Don Everly, who developed the prototype for close harmony vocalizing in the chart-topping duo the Everly Brothers with his late younger brother Phil, died Saturday at the age of 84 in Nashville. There was no immediate word on the cause of death.

Even as condolences began to pour in on social media Saturday night as rumors of his death spread, the Los Angeles Times confirmed his death through a family spokeswoman.

The Byrds, Gram Parsons, Emmylou Harris, and the Eagles all owe a debt to the brothers, who influenced a subsequent generation of country-rock musicians.

Everly, who was inducted into the Rock and Roll Hall of Fame in 1986 and the Country Music Hall of Fame in 2001, grew up in his family’s country act, singing the high, fluid harmonies that would make him famous. He and his brother cut a succession of pioneering hit ballads and rockers for the Cadence and Warner Bros. labels beginning in 1957.

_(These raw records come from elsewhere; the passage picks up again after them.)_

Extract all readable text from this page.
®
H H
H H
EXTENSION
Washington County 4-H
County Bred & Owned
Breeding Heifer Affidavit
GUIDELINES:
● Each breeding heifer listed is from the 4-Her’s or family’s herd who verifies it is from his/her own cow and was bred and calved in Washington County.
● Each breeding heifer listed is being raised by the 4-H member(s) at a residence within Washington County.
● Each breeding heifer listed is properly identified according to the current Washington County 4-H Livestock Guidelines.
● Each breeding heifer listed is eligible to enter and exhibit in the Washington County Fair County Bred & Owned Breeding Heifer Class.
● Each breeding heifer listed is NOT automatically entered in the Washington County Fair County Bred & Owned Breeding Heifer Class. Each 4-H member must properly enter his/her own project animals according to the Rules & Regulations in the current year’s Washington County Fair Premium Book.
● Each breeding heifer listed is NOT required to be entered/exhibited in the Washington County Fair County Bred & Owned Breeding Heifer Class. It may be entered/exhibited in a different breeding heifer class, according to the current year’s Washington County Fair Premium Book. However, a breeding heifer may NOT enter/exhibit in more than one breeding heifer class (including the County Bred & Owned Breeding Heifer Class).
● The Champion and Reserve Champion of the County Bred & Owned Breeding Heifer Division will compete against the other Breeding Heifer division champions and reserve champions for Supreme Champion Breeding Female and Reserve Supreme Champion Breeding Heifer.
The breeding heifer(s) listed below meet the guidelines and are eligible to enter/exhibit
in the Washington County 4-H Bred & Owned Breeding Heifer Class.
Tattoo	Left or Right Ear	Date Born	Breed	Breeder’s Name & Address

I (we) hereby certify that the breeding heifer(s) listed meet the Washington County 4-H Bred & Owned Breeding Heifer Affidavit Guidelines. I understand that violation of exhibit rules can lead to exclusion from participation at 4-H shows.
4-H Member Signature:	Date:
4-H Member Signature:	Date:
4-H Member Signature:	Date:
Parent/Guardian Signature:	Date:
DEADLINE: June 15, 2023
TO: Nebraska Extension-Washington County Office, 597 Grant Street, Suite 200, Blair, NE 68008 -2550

The Everly Brothers had a lasting effect on the rock musicians who came after them. Only The Beatles and Simon & Garfunkel, whose early partnership as Tom & Jerry virtually duplicated the brothers’ sound, were the most well-known bands to copy their achingly beautiful harmony sound.

“Except for the urban doo-woppers, you’d be hard-pressed to find a voice-blending rock group from 1957 whose conceptual blueprint wasn’t first sketched by Don and Phil,” writer and historian Ken Barnes said in his notes for the Rhino Records boxed set “Heartaches & Harmonies” in 1994.

On February 1, 1937, Isaac Donald Everly was born in Brownie, Kentucky. His father, Ike, a skilled guitarist and former coal miner, had formed a duo with his wife Margaret to pursue country music as avocation. Phil, Don’s younger brother, was born in 1939 in Chicago.

Their parents ran a country music show on local radio stations KMA and KFNF when the boys were growing up in Shenandoah, Iowa. The brothers began playing on the broadcasts at a young age, emulating country sibling duos such as the Blue Sky Boys (Earl and Bill Bolick), the Monroe Brothers, the Delmore Brothers, and the Louvin Brothers of the 1950s.

In the early 1950s, the family relocated to Tennessee. Don and Phil tried to make a name for themselves in Nashville when they graduated from high school. Chet Atkins, a family friend and guitarist, was their guru in Music City. They had a contract with Columbia Records, but the label terminated them after one failed song in 1955.

The Everlys bounced around Nashville for a year, getting turned down by practically every record label in town. Wesley Rose, the chairman of the powerful Acuff-Rose publishing conglomerate, met the brothers and pushed Archie Bleyer of the New York-based independent Cadence Records to take a chance on them. Their country-based sound was cast in a pop matrix when they entered the studio for the label.